From Kardashian Drama to Political Beef, the Best Podcast Episodes of 2016 Answered All Your Most Pressing Questions

From veteran choices like Call Your Girlfriend to newer favorites like Crimetown, it was another banner year for podcasting. Here, we round up nine of our favorite episodes.

Art by Biel Parklee.

The ascent of podcasting is widely credited to Serial, the NPR production hosted, researched, and produced by journalist Sarah Koenig. A host of like-minded podcasts, combining the all-too-human fascination with true crime with a critical eye, sprung up in its wake: My Favorite Murder; In the Dark; Criminal; Embedded; Sword and Scale. But in addition to these myriad crime shows, so too the podcasting boom has produced variety shows, meditations on celebrities, histories, and political commentary. Here, we round up the best episodes from the best shows of 2016.

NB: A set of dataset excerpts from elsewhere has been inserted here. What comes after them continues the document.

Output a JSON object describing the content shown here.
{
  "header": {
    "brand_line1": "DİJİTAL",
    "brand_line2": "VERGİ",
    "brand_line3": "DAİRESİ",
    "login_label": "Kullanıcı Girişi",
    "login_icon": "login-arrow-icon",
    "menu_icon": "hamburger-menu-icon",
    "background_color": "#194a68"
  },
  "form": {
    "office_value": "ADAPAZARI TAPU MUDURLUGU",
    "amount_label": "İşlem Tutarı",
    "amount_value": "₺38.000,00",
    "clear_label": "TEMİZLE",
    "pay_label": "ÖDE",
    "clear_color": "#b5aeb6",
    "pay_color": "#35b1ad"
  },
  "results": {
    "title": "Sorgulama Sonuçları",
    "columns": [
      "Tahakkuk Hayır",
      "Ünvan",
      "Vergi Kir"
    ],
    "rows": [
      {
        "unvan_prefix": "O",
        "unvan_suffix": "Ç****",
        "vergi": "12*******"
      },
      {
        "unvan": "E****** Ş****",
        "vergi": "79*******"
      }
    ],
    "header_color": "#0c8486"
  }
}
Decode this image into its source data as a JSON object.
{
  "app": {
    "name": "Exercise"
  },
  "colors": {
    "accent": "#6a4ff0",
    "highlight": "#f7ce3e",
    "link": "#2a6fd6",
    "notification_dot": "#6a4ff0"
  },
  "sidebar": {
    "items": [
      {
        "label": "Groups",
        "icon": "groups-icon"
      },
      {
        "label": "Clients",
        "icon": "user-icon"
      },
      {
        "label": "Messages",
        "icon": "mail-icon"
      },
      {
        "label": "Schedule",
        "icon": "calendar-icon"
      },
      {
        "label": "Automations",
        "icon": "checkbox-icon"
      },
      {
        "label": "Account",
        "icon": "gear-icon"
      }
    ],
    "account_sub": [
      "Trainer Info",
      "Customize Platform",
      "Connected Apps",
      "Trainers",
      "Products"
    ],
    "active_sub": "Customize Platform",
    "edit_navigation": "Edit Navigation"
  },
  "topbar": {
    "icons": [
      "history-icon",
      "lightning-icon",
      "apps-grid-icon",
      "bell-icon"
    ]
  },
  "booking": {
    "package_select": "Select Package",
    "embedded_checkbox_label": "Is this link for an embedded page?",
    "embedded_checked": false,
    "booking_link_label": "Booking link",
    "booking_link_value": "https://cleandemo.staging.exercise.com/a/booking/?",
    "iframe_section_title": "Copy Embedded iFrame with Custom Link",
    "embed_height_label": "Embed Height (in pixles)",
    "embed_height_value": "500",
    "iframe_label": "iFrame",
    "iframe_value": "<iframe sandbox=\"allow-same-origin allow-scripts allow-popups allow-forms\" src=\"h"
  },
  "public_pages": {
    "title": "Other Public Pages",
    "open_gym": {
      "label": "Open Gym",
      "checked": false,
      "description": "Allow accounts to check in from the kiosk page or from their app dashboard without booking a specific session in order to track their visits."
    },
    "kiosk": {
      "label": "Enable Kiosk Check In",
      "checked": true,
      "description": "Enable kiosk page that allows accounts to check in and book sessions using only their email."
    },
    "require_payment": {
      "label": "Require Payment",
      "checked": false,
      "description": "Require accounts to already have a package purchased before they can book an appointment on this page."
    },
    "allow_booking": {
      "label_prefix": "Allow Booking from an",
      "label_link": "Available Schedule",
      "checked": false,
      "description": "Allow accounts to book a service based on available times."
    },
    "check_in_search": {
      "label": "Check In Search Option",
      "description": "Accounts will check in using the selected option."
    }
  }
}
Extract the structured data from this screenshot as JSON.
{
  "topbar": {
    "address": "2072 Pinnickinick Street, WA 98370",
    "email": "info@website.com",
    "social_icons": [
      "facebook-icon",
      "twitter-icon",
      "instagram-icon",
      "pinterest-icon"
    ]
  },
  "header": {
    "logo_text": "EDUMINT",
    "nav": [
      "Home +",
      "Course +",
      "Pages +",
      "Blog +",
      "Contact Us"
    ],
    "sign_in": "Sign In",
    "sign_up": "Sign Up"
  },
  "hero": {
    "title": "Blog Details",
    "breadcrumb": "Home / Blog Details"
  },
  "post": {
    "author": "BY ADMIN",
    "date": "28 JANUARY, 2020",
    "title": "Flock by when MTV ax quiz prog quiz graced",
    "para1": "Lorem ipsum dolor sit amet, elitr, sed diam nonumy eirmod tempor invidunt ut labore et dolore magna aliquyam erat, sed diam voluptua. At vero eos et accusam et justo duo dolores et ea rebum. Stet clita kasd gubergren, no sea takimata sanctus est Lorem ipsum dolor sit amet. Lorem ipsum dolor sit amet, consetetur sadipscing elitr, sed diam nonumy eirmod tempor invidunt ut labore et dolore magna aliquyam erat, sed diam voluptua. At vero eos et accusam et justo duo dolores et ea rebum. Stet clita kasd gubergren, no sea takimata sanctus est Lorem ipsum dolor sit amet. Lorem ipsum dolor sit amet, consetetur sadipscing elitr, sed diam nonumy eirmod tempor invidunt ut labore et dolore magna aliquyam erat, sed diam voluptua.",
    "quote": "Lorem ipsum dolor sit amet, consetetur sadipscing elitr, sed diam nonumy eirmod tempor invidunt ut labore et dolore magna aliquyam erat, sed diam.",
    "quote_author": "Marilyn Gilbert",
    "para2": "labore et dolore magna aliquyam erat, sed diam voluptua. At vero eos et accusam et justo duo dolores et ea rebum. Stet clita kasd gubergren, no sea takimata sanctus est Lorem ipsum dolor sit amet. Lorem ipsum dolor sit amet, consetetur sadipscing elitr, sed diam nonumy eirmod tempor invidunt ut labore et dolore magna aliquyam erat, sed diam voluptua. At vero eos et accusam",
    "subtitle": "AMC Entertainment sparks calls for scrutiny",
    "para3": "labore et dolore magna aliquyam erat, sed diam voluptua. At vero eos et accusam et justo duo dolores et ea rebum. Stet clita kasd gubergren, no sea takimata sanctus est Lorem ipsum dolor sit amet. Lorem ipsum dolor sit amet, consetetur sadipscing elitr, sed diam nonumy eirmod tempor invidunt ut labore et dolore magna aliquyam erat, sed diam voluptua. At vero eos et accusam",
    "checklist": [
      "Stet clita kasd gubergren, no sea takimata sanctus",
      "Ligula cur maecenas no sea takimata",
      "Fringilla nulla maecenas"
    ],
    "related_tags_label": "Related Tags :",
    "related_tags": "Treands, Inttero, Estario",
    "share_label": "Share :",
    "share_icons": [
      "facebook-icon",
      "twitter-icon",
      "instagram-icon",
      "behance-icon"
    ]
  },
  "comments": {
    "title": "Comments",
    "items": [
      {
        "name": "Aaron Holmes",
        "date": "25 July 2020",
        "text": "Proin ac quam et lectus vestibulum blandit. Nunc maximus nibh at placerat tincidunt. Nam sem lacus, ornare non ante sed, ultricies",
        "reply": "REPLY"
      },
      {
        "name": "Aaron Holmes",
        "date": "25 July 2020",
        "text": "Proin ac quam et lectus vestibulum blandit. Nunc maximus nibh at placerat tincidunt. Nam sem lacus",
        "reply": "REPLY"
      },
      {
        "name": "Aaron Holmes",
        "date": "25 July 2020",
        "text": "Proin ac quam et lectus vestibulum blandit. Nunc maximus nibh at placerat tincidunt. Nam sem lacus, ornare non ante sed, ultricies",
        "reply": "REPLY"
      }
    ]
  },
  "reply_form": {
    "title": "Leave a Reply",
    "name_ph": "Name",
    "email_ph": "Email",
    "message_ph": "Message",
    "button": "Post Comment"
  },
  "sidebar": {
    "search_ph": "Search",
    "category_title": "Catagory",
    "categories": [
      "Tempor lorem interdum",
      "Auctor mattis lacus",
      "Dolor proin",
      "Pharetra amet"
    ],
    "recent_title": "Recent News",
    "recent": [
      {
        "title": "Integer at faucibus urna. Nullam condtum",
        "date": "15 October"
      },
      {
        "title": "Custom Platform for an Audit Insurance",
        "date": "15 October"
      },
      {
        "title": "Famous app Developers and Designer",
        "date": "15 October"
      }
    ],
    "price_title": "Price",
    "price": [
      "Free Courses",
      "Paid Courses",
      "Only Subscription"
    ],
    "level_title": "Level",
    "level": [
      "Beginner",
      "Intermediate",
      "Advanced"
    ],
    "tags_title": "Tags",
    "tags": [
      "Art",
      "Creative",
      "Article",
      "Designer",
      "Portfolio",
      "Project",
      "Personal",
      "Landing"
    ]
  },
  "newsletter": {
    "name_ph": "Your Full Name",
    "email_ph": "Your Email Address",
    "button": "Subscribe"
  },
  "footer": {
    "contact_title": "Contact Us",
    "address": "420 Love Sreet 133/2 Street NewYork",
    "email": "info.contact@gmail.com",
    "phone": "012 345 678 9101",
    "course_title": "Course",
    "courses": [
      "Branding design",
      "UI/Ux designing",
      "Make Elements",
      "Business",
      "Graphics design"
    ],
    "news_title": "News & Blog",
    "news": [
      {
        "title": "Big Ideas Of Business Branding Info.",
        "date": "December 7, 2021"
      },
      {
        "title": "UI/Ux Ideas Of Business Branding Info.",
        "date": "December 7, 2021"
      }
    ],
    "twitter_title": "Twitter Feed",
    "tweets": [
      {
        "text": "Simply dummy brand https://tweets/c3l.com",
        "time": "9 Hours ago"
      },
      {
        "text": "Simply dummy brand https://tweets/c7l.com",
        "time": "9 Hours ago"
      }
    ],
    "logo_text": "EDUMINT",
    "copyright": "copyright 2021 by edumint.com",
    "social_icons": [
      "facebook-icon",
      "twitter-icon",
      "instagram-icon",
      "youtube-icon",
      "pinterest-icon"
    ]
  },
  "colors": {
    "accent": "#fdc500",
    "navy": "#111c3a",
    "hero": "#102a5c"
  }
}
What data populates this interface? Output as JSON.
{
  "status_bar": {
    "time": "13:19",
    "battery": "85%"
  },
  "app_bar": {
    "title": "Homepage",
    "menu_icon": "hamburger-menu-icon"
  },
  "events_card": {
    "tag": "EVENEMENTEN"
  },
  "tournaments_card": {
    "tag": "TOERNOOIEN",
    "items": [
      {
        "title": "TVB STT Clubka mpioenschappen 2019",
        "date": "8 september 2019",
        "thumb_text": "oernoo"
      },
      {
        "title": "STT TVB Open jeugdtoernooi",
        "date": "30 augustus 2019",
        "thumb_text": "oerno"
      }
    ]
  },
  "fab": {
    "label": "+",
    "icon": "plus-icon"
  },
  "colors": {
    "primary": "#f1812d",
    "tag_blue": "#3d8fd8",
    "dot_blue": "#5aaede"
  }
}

Crimetown: “The Art of the Deal This episode starts, as all great stories do, with the simple words: “It was a dark and stormy night.” Crimetown started in late 2016, a new venture from the team behind The Jinx. Much in the vein of the anthology format that’s sweeping television, each season will focus on the criminal element in various American cities—so where better to begin than in Providence, RI, a city run for years by a mayor, Vincent “Buddy” Cianci, with deep mob ties and an actual criminal record? In “The Art of the Deal,” the parallels between Cianci’s tenure and our current political climate begin to emerge more clearly, as evidenced in the title, which shares a name with the bestselling book by the president-elect.

Call Your Girlfriend: “Twitter Ninja If you’re at all unclear about the still-developing Kardashian-Chyna-Rose-West-Khalifa-Tyga drama, let Call Your Girlfriend hosts Aminatou Sow and Ann Friedman clear it up for you.

Who? Weekly: “Blac Chyna Pairs best with Call Your Girlfriend.

You Must Remember This: “Six Degrees of Joan Crawford: Douglas Fairbanks/Lucille LeSueur Goes to Hollywood After a dark, political run of 13 episodes focusing on the blacklist of the ’40s and ’50s and the House Un-American Activities Committee’s effects on Hollywood, You Must Remember This returned for a short, breezy summer season (the equivalent of a beach read, according to host Karina Longworth) centered on the life and legacy of Joan Crawford. It culminates in a devastating explanation of the events surrounding Mommie Dearest, Crawford’s most immortal—and most troubled—screen role.

2 Dope Queens: “Make Man Buns Great Again Ex-Daily Show host Jon Stewart makes a guest appearance on this September episode of ex-Daily Show comedienne Jessica Williams’s podcast, 2 Dope Queens, which she co-hosts with Broad City actress Phoebe Robinson. It’s hilarious.

Reply All: “Hello? Two podcast hosts, 48 hours, no sleep, distilled into 90 minutes. Here’s what happens.

The Read: “Lilac Lemonade When Beyoncé released Lemonade on HBO in mid-April, few may have been more struck by the landmark visual album than The Read co-hosts Kid Fury and Krissle. As their podcast description indicates, Beyoncé (and her daughter Blue Ivy) is the sole celebrity immune to the duo’s clever, scathing, profane criticisms of pop culture. (Well, they keep the profanity.)

Longform: “Wesley Morris At the end of October, New York Times critic at large Wesley Morris published an essay entitled “Last Taboo: Why Pop Culture Just Can’t Deal With Black Male Sexuality,” a hybrid personal essay and history of depictions of black male genitalia on screen and in the media. A few days later, he appeared on the Longform podcast to discuss how, exactly, that essay came into shape—and what the aftermath looked like. (Follow this with Morris’s first appearance on the show, as a Grantland staff writer in 2014.)

In the Dark: “The Crime Any roundup of podcasts this year would be remiss to exclude In the Dark, the APM Reports series that has largely been hailed as the spiritual successor to NPR’s smash hit Serial. If anything, In the Dark goes in even harder on the shortcomings of law enforcement while investigating the disappearance (eventually revealed to be the brutal assault and murder) of Jacob Wetterling, an 11-year-old kidnapped from his hometown of Paynesville, MI, in 1989. There’s really no place to begin but with the first episode.